The goal is still to get everything down to 5 minutes, I’m still not there 🙁
But by sharding my SQS ques I managed to shave off 100 seconds in total execution time, and now we’re down to just over 7 minutes.
Sharding SQS Ques
The initial architecture directly invoked 800 Lambdas in parallel (from a boto3 call on the local machine), and then checked cloudwatch logs to see when all the lambdas were complete.
That was bad — as cloudwatch logs are slow, and trying to query them was even slower. The cloudwatch API wasn’t built was this kinda thing — even when I tried metrics, or simple cloudwatch insights queries, the delay was even greater.
Later on, I replaced direct invocations it with an SQS que, which allowed SQS to invoke the lambda functions on my behalf, and then I could check the status of all 800 invocations, with one API call to Que. This way, I could know how many functions were completed, in progress, and yet to be called.
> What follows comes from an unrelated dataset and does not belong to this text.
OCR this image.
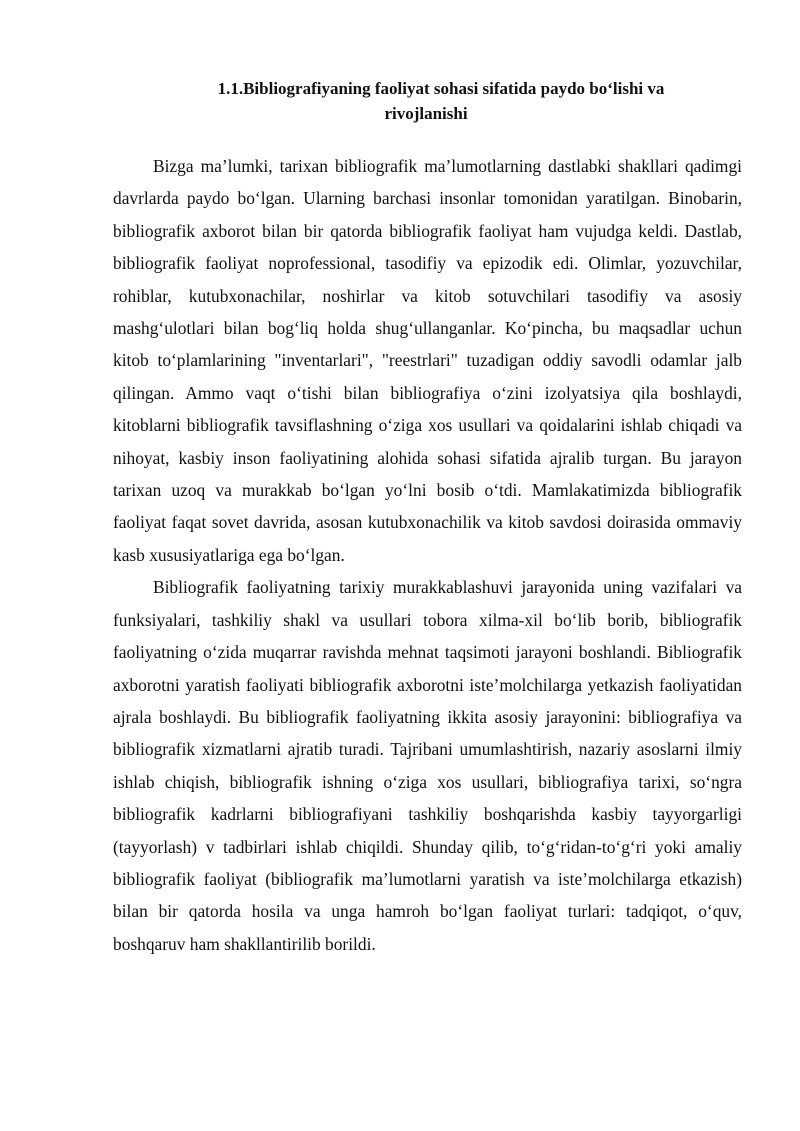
1.1.Bibliografiyaning faoliyat sohasi sifatida paydo bo‘lishi va
rivojlanishi

Bizga ma’lumki, tarixan bibliografik ma’lumotlarning dastlabki shakllari qadimgi davrlarda paydo bo‘lgan. Ularning barchasi insonlar tomonidan yaratilgan. Binobarin, bibliografik axborot bilan bir qatorda bibliografik faoliyat ham vujudga keldi. Dastlab, bibliografik faoliyat noprofessional, tasodifiy va epizodik edi. Olimlar, yozuvchilar, rohiblar, kutubxonachilar, noshirlar va kitob sotuvchilari tasodifiy va asosiy mashg‘ulotlari bilan bog‘liq holda shug‘ullanganlar. Ko‘pincha, bu maqsadlar uchun kitob to‘plamlarining "inventarlari", "reestrlari" tuzadigan oddiy savodli odamlar jalb qilingan. Ammo vaqt o‘tishi bilan bibliografiya o‘zini izolyatsiya qila boshlaydi, kitoblarni bibliografik tavsiflashning o‘ziga xos usullari va qoidalarini ishlab chiqadi va nihoyat, kasbiy inson faoliyatining alohida sohasi sifatida ajralib turgan. Bu jarayon tarixan uzoq va murakkab bo‘lgan yo‘lni bosib o‘tdi. Mamlakatimizda bibliografik faoliyat faqat sovet davrida, asosan kutubxonachilik va kitob savdosi doirasida ommaviy kasb xususiyatlariga ega bo‘lgan.

Bibliografik faoliyatning tarixiy murakkablashuvi jarayonida uning vazifalari va funksiyalari, tashkiliy shakl va usullari tobora xilma-xil bo‘lib borib, bibliografik faoliyatning o‘zida muqarrar ravishda mehnat taqsimoti jarayoni boshlandi. Bibliografik axborotni yaratish faoliyati bibliografik axborotni iste’molchilarga yetkazish faoliyatidan ajrala boshlaydi. Bu bibliografik faoliyatning ikkita asosiy jarayonini: bibliografiya va bibliografik xizmatlarni ajratib turadi. Tajribani umumlashtirish, nazariy asoslarni ilmiy ishlab chiqish, bibliografik ishning o‘ziga xos usullari, bibliografiya tarixi, so‘ngra bibliografik kadrlarni bibliografiyani tashkiliy boshqarishda kasbiy tayyorgarligi (tayyorlash) v tadbirlari ishlab chiqildi. Shunday qilib, to‘g‘ridan-to‘g‘ri yoki amaliy bibliografik faoliyat (bibliografik ma’lumotlarni yaratish va iste’molchilarga etkazish) bilan bir qatorda hosila va unga hamroh bo‘lgan faoliyat turlari: tadqiqot, o‘quv, boshqaruv ham shakllantirilib borildi.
SNS or direct invocations are faster, but they’re slower to check on — if we’re counting end-2-end timing, SQS is fastest for this use-case. Plus with SQS gradually ramping up, my Lambda invocations would not be throttled due to burst concurrency limits.
But it still wasn’t fast enough.
The change I implemented was to shard the SQS ques — why use one SQS Que, when I could use multiple. This way, I could get still get control, and error handling of SQS, but mitigate it’s speed disadvantage by simply using more ques to ramp up the invocations quicker.
So instead of just one, I made 4 SQS ques, and dumped 2000 invocations on them in parallel. All 2000 lambda functions were then invoked in 250 seconds, not bad. I imagine this isn’t the final point, we could increase the number of SQS ques and make even faster.
Don’t try this at home
Obviously the project’s goal is to go fast, but sharding SQS ques in this way may present a problem in your real-world architectures.
For one, because the ques invoke the same lambda, we might have encountered massive issues if the lambdas started to throttle — something I haven’t had time to investigate. Typically, the lambda pollers start slowing down once they hit the concurrency limit of the lambda — but perhaps if you have multiple ques for a single lambda you’d hit throttling soon.
What’s nice though, is we can configure a single DLQ for all SQS, which provides us just one place to capture all error messages.
Sharding is a great tool to increase speed, but SQS has an unlimited que-depth, with a generous 120,000 limit on inflight messages. The only reason to shard is to increase speed — but beware the implications of that on downstream lambda functions.